I have had the pleasure of working with many great managers over the years from Sinead and Maggie when I first started at Rossa, to Bernie McNally at Queen’s (how many times can you run around the bandstand at the PEC without being sick?) but Jim Nelson made the biggest impact. Jim came in as the Antrim manager and changed how we approached the game on and off the pitch. Jim worked with other great mentors including Tommy Lismore at Antrim (who made us run backwards up Calgary!) When Jim was the manager for Rossa he changed how we approached our training and matches and prepared off the pitch. He brought in strength training and nutrition which was new to us then.
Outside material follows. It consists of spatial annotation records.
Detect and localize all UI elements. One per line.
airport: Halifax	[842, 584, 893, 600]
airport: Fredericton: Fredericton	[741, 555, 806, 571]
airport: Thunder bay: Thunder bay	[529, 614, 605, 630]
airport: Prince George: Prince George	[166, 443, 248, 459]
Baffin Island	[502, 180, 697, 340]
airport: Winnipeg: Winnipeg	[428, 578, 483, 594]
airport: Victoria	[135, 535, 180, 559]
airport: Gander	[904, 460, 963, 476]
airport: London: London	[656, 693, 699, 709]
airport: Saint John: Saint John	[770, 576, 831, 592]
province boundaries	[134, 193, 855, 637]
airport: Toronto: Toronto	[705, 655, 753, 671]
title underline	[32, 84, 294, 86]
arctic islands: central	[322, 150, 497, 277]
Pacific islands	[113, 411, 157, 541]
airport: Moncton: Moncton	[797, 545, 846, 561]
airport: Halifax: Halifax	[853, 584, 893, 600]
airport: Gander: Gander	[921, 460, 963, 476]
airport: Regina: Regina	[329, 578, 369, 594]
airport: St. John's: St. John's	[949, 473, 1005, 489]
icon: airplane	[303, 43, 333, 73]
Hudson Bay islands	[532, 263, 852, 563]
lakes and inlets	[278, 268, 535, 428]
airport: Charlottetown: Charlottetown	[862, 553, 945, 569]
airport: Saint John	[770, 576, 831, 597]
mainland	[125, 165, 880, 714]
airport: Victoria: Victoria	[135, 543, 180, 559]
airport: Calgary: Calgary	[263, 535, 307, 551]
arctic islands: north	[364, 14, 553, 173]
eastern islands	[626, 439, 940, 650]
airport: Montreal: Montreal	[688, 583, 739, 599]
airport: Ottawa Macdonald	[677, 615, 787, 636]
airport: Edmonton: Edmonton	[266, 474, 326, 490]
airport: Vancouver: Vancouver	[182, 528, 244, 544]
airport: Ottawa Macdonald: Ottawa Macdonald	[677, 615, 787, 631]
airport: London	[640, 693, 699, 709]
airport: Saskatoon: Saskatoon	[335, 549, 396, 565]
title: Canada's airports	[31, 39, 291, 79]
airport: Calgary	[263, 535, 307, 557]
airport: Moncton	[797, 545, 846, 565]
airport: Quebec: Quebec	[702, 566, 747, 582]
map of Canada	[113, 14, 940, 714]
He also brought in the drink bans which were maybe not as a popular. He is a legend.
What was the best piece of advice you ever received about playing?
‘S@@t or get off the pot!” – very true.
What was the best thing about playing in your era?
You make me sound old. I had an amazing camogie career and have the best memories. I made friends for life and would encourage anyone to get involved and pick up a hurl. I think I am ready to go back, camogie for mothers and others anyone?
What was the worst thing about playing your era?
When did you know it was time to call it quits?
I had two boys under two, a full time job and a husband who worked shifts. I always expected 100 percent from everyone at training and matches and I always gave 100 percent. Anything less in my eyes wasn’t good enough and I wasn’t able to give that commitment to the team so it was time to step back.
What interesting or funny story may readers not know about you or one of your former teammates?
There are so many funny stories over the years but as we say – what goes on tour stays on tour! Although there was a particular song the Rossa girls made up called ‘Tracksuits, Tracksuits, Tracksuits” – a rendition of that would see a few red faces.